Johannesburg - Regulatory bodies have informally been made aware of consumer complaints of retailers raising the price of essential goods following the coronavirus outbreak in South Africa, despite chain stores insisting this is not the case.

The Competition Commission of South Africa (CCSA) as well as the Consumer Goods Council of South Africa (CGCSA) said that although they have not received formal complaints from shoppers about the increased cost of staple groceries, sanitary and baby items following the outbreak of the pandemic in recent weeks, they had seen social media posts regarding this.

“CGCSA is aware mostly via social media platforms where some consumers have expressed concern about what they feel are unjustified price increases,” media liaison officer Sure Kamhunga said.

“CGCSA is aware of general complaints from consumers about product price increases that they feel are unjustified,” he said.

CCSA’s head of communication, Sipho Ngwenya, said it did not have official reports, but had seen complaints on social media.

Both urged consumers who witness undue price increases on items such as sanitary, hygiene and baby products, dry pasta, UHT milk, tinned foods, immune boosters and vitamins to formally report the matter to them instead of taking their grievances to social media.

This week, the government announced that those who are found guilty of increasing the price of essential goods by more than the increases in the cost to produce these products during the pandemic, could face a hefty fine as well as possible imprisonment. This is part of strict new regulations, signed by Minister of Trade and Industry Ebrahim Patel and are part of the Disaster Management Act and are interventions to protect shoppers during this unprecedented health crisis.

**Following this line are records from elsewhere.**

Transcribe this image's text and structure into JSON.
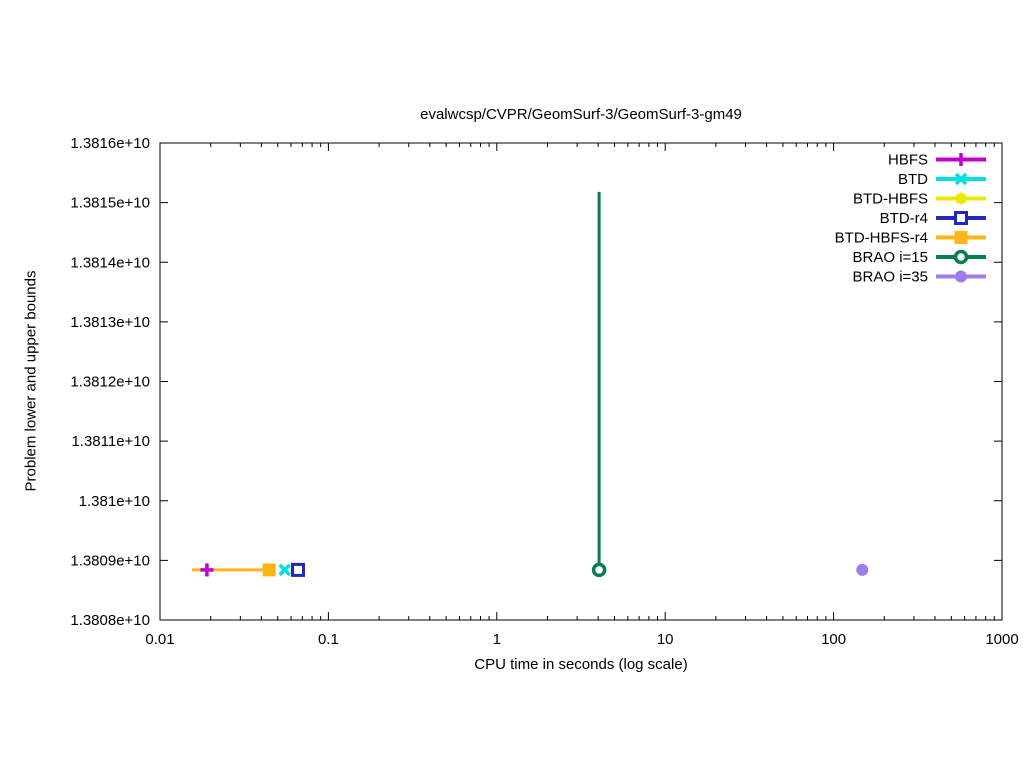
{
  "chart_data": {
    "type": "line",
    "title": "evalwcsp/CVPR/GeomSurf-3/GeomSurf-3-gm49",
    "xlabel": "CPU time in seconds (log scale)",
    "ylabel": "Problem lower and upper bounds",
    "x_scale": "log",
    "y_scale": "linear",
    "xlim": [
      0.01,
      1000
    ],
    "ylim": [
      13808000000,
      13816000000
    ],
    "grid": false,
    "legend_position": "top-right-inside",
    "x_ticks": [
      {
        "v": 0.01,
        "label": "0.01"
      },
      {
        "v": 0.1,
        "label": "0.1"
      },
      {
        "v": 1,
        "label": "1"
      },
      {
        "v": 10,
        "label": "10"
      },
      {
        "v": 100,
        "label": "100"
      },
      {
        "v": 1000,
        "label": "1000"
      }
    ],
    "y_ticks": [
      {
        "v": 13808000000,
        "label": "1.3808e+10"
      },
      {
        "v": 13809000000,
        "label": "1.3809e+10"
      },
      {
        "v": 13810000000,
        "label": "1.381e+10"
      },
      {
        "v": 13811000000,
        "label": "1.3811e+10"
      },
      {
        "v": 13812000000,
        "label": "1.3812e+10"
      },
      {
        "v": 13813000000,
        "label": "1.3813e+10"
      },
      {
        "v": 13814000000,
        "label": "1.3814e+10"
      },
      {
        "v": 13815000000,
        "label": "1.3815e+10"
      },
      {
        "v": 13816000000,
        "label": "1.3816e+10"
      }
    ],
    "series": [
      {
        "name": "HBFS",
        "color": "#c000d0",
        "marker": "plus",
        "points": [
          [
            0.019,
            13808840000
          ]
        ]
      },
      {
        "name": "BTD",
        "color": "#00e0e0",
        "marker": "x",
        "points": [
          [
            0.055,
            13808840000
          ]
        ]
      },
      {
        "name": "BTD-HBFS",
        "color": "#e8e800",
        "marker": "star",
        "points": [
          [
            0.0445,
            13808840000
          ]
        ]
      },
      {
        "name": "BTD-r4",
        "color": "#2626bd",
        "marker": "open-square",
        "points": [
          [
            0.066,
            13808840000
          ]
        ]
      },
      {
        "name": "BTD-HBFS-r4",
        "color": "#ffb515",
        "marker": "filled-square",
        "points": [
          [
            0.0445,
            13808840000
          ]
        ],
        "line": [
          [
            0.0155,
            13808840000
          ],
          [
            0.047,
            13808840000
          ]
        ]
      },
      {
        "name": "BRAO i=15",
        "color": "#077e4f",
        "marker": "open-circle",
        "points": [
          [
            4.05,
            13808840000
          ]
        ],
        "line": [
          [
            4.05,
            13808840000
          ],
          [
            4.05,
            13815180000
          ]
        ]
      },
      {
        "name": "BRAO i=35",
        "color": "#9f7ceb",
        "marker": "filled-circle",
        "points": [
          [
            148,
            13808840000
          ]
        ]
      }
    ]
  }
}
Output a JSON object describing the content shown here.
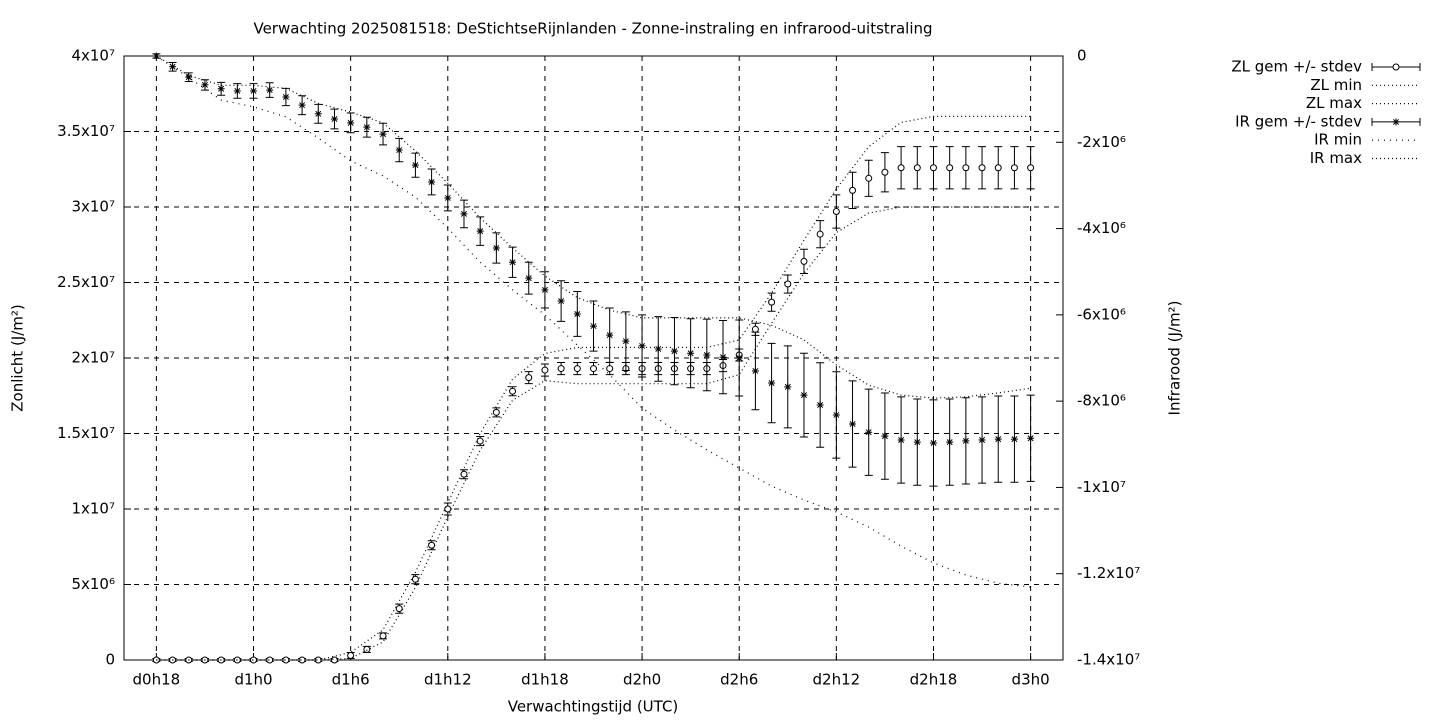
{
  "chart_data": {
    "type": "errorbar",
    "title": "Verwachting 2025081518: DeStichtseRijnlanden - Zonne-instraling en infrarood-uitstraling",
    "xlabel": "Verwachtingstijd (UTC)",
    "ylabel": "Zonlicht (J/m²)",
    "y2label": "Infrarood (J/m²)",
    "grid": true,
    "legend": "outside-right",
    "xlim": [
      16,
      74
    ],
    "xticks": [
      {
        "value": 18,
        "label": "d0h18"
      },
      {
        "value": 24,
        "label": "d1h0"
      },
      {
        "value": 30,
        "label": "d1h6"
      },
      {
        "value": 36,
        "label": "d1h12"
      },
      {
        "value": 42,
        "label": "d1h18"
      },
      {
        "value": 48,
        "label": "d2h0"
      },
      {
        "value": 54,
        "label": "d2h6"
      },
      {
        "value": 60,
        "label": "d2h12"
      },
      {
        "value": 66,
        "label": "d2h18"
      },
      {
        "value": 72,
        "label": "d3h0"
      }
    ],
    "ylim": [
      0,
      40000000.0
    ],
    "yticks": [
      0,
      {
        "value": 5000000.0,
        "label": "5x10⁶"
      },
      {
        "value": 10000000.0,
        "label": "1x10⁷"
      },
      {
        "value": 15000000.0,
        "label": "1.5x10⁷"
      },
      {
        "value": 20000000.0,
        "label": "2x10⁷"
      },
      {
        "value": 25000000.0,
        "label": "2.5x10⁷"
      },
      {
        "value": 30000000.0,
        "label": "3x10⁷"
      },
      {
        "value": 35000000.0,
        "label": "3.5x10⁷"
      },
      {
        "value": 40000000.0,
        "label": "4x10⁷"
      }
    ],
    "y2lim": [
      -14000000.0,
      0
    ],
    "y2ticks": [
      0,
      {
        "value": -2000000.0,
        "label": "-2x10⁶"
      },
      {
        "value": -4000000.0,
        "label": "-4x10⁶"
      },
      {
        "value": -6000000.0,
        "label": "-6x10⁶"
      },
      {
        "value": -8000000.0,
        "label": "-8x10⁶"
      },
      {
        "value": -10000000.0,
        "label": "-1x10⁷"
      },
      {
        "value": -12000000.0,
        "label": "-1.2x10⁷"
      },
      {
        "value": -14000000.0,
        "label": "-1.4x10⁷"
      }
    ],
    "x": [
      18,
      19,
      20,
      21,
      22,
      23,
      24,
      25,
      26,
      27,
      28,
      29,
      30,
      31,
      32,
      33,
      34,
      35,
      36,
      37,
      38,
      39,
      40,
      41,
      42,
      43,
      44,
      45,
      46,
      47,
      48,
      49,
      50,
      51,
      52,
      53,
      54,
      55,
      56,
      57,
      58,
      59,
      60,
      61,
      62,
      63,
      64,
      65,
      66,
      67,
      68,
      69,
      70,
      71,
      72
    ],
    "series": [
      {
        "name": "ZL gem +/- stdev",
        "color": "#000000",
        "marker": "circle",
        "style": "errorbars",
        "values": [
          0,
          0,
          0,
          0,
          0,
          0,
          0,
          0,
          0,
          0,
          0,
          0,
          300000.0,
          700000.0,
          1600000.0,
          3400000.0,
          5350000.0,
          7600000.0,
          10000000.0,
          12300000.0,
          14500000.0,
          16400000.0,
          17800000.0,
          18700000.0,
          19200000.0,
          19300000.0,
          19300000.0,
          19300000.0,
          19300000.0,
          19300000.0,
          19300000.0,
          19300000.0,
          19300000.0,
          19300000.0,
          19300000.0,
          19500000.0,
          20200000.0,
          21900000.0,
          23700000.0,
          24900000.0,
          26400000.0,
          28200000.0,
          29700000.0,
          31100000.0,
          31900000.0,
          32300000.0,
          32600000.0,
          32600000.0,
          32600000.0,
          32600000.0,
          32600000.0,
          32600000.0,
          32600000.0,
          32600000.0,
          32600000.0
        ],
        "errors": [
          100000.0,
          100000.0,
          100000.0,
          100000.0,
          100000.0,
          100000.0,
          100000.0,
          100000.0,
          100000.0,
          100000.0,
          100000.0,
          100000.0,
          200000.0,
          200000.0,
          200000.0,
          300000.0,
          300000.0,
          300000.0,
          400000.0,
          300000.0,
          300000.0,
          300000.0,
          300000.0,
          400000.0,
          400000.0,
          400000.0,
          400000.0,
          400000.0,
          400000.0,
          400000.0,
          400000.0,
          400000.0,
          400000.0,
          400000.0,
          400000.0,
          400000.0,
          400000.0,
          400000.0,
          600000.0,
          600000.0,
          800000.0,
          900000.0,
          1100000.0,
          1200000.0,
          1200000.0,
          1300000.0,
          1400000.0,
          1400000.0,
          1400000.0,
          1400000.0,
          1400000.0,
          1400000.0,
          1400000.0,
          1400000.0,
          1400000.0
        ]
      },
      {
        "name": "ZL min",
        "color": "#000000",
        "style": "line",
        "dash": "1 3",
        "x": [
          18,
          20,
          22,
          24,
          26,
          28,
          30,
          32,
          34,
          36,
          38,
          40,
          42,
          44,
          46,
          48,
          50,
          52,
          54,
          56,
          58,
          60,
          62,
          64,
          66,
          68,
          70,
          72
        ],
        "values": [
          0,
          0,
          0,
          0,
          0,
          0,
          100000.0,
          1200000.0,
          4800000.0,
          9500000.0,
          13900000.0,
          17200000.0,
          18500000.0,
          18300000.0,
          18300000.0,
          18300000.0,
          18300000.0,
          18300000.0,
          18900000.0,
          22300000.0,
          25600000.0,
          28300000.0,
          29600000.0,
          30000000.0,
          30000000.0,
          30000000.0,
          30000000.0,
          30000000.0
        ]
      },
      {
        "name": "ZL max",
        "color": "#000000",
        "style": "line",
        "dash": "1 3",
        "x": [
          18,
          20,
          22,
          24,
          26,
          28,
          30,
          32,
          34,
          36,
          38,
          40,
          42,
          44,
          46,
          48,
          50,
          52,
          54,
          56,
          58,
          60,
          62,
          64,
          66,
          68,
          70,
          72
        ],
        "values": [
          0,
          0,
          0,
          0,
          0,
          0,
          500000.0,
          2000000.0,
          5800000.0,
          10400000.0,
          15000000.0,
          18600000.0,
          20300000.0,
          20700000.0,
          20700000.0,
          20700000.0,
          20700000.0,
          20700000.0,
          21200000.0,
          24300000.0,
          27800000.0,
          31200000.0,
          34000000.0,
          35600000.0,
          36000000.0,
          36000000.0,
          36000000.0,
          36000000.0
        ]
      },
      {
        "name": "IR gem +/- stdev",
        "color": "#000000",
        "marker": "star",
        "style": "errorbars",
        "axis": "y2",
        "values": [
          0,
          -250000.0,
          -490000.0,
          -670000.0,
          -760000.0,
          -810000.0,
          -810000.0,
          -790000.0,
          -950000.0,
          -1140000.0,
          -1340000.0,
          -1460000.0,
          -1550000.0,
          -1650000.0,
          -1810000.0,
          -2180000.0,
          -2530000.0,
          -2920000.0,
          -3290000.0,
          -3660000.0,
          -4060000.0,
          -4450000.0,
          -4780000.0,
          -5150000.0,
          -5420000.0,
          -5680000.0,
          -5980000.0,
          -6260000.0,
          -6470000.0,
          -6610000.0,
          -6720000.0,
          -6790000.0,
          -6840000.0,
          -6890000.0,
          -6930000.0,
          -6980000.0,
          -7000000.0,
          -7300000.0,
          -7580000.0,
          -7670000.0,
          -7860000.0,
          -8090000.0,
          -8320000.0,
          -8530000.0,
          -8720000.0,
          -8810000.0,
          -8900000.0,
          -8950000.0,
          -8970000.0,
          -8950000.0,
          -8920000.0,
          -8900000.0,
          -8880000.0,
          -8880000.0,
          -8860000.0
        ],
        "errors": [
          50000.0,
          100000.0,
          100000.0,
          120000.0,
          150000.0,
          170000.0,
          170000.0,
          170000.0,
          200000.0,
          220000.0,
          220000.0,
          230000.0,
          230000.0,
          230000.0,
          250000.0,
          270000.0,
          280000.0,
          300000.0,
          300000.0,
          320000.0,
          330000.0,
          350000.0,
          350000.0,
          370000.0,
          420000.0,
          470000.0,
          520000.0,
          580000.0,
          630000.0,
          680000.0,
          720000.0,
          750000.0,
          780000.0,
          800000.0,
          830000.0,
          850000.0,
          880000.0,
          900000.0,
          920000.0,
          950000.0,
          970000.0,
          980000.0,
          1000000.0,
          1000000.0,
          1000000.0,
          1000000.0,
          1000000.0,
          1000000.0,
          1000000.0,
          1000000.0,
          1000000.0,
          1000000.0,
          1000000.0,
          1000000.0,
          1000000.0
        ]
      },
      {
        "name": "IR min",
        "color": "#000000",
        "style": "line",
        "dash": "1 5",
        "axis": "y2",
        "x": [
          18,
          20,
          22,
          24,
          26,
          28,
          30,
          32,
          34,
          36,
          38,
          40,
          42,
          44,
          46,
          48,
          50,
          52,
          54,
          56,
          58,
          60,
          62,
          64,
          66,
          68,
          70,
          72
        ],
        "values": [
          0,
          -500000.0,
          -1020000.0,
          -1180000.0,
          -1410000.0,
          -1900000.0,
          -2430000.0,
          -2780000.0,
          -3270000.0,
          -3990000.0,
          -4780000.0,
          -5420000.0,
          -6000000.0,
          -6700000.0,
          -7390000.0,
          -8160000.0,
          -8670000.0,
          -9130000.0,
          -9550000.0,
          -9970000.0,
          -10290000.0,
          -10570000.0,
          -10920000.0,
          -11360000.0,
          -11750000.0,
          -12030000.0,
          -12220000.0,
          -12310000.0
        ]
      },
      {
        "name": "IR max",
        "color": "#000000",
        "style": "line",
        "dash": "1 3",
        "axis": "y2",
        "x": [
          18,
          20,
          22,
          24,
          26,
          28,
          30,
          32,
          34,
          36,
          38,
          40,
          42,
          44,
          46,
          48,
          50,
          52,
          54,
          56,
          58,
          60,
          62,
          64,
          66,
          68,
          70,
          72
        ],
        "values": [
          0,
          -450000.0,
          -680000.0,
          -680000.0,
          -750000.0,
          -1100000.0,
          -1300000.0,
          -1550000.0,
          -2200000.0,
          -2950000.0,
          -3750000.0,
          -4450000.0,
          -5100000.0,
          -5600000.0,
          -5890000.0,
          -6070000.0,
          -6070000.0,
          -6070000.0,
          -6070000.0,
          -6240000.0,
          -6580000.0,
          -7160000.0,
          -7630000.0,
          -7860000.0,
          -7930000.0,
          -7900000.0,
          -7810000.0,
          -7700000.0
        ]
      }
    ]
  }
}
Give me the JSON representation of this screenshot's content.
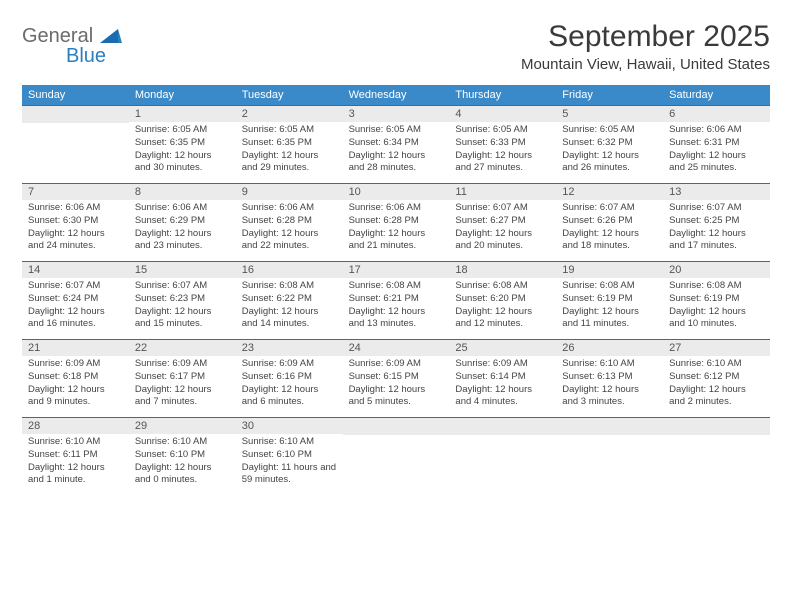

But retailers have insisted that their prices on the goods in question have not been hiked recently.

All three retailers said they were aware of shoppers stockpiling essential goods such as toilet paper, hand sanitiser and other cleaning products, cooking oils, wheat flour, rice, maize meal, pasta, sugar, baby products, canned, frozen and fresh meat and bottled water and were all setting limits on these products.

Woolworths said shoppers would be permitted to buy only five units per product per customer while Shoprite added it was working closely with suppliers to ensure that additional stock was secured at affordable prices in order to meet the increased demand.

Pick * Pay said there was no reason for customers to stock up beyond their normal shopping and that it was opening stores an hour early each Wednesday for customers over the age of 65.

“In this way, they can limit the number of times they are in busy spaces.”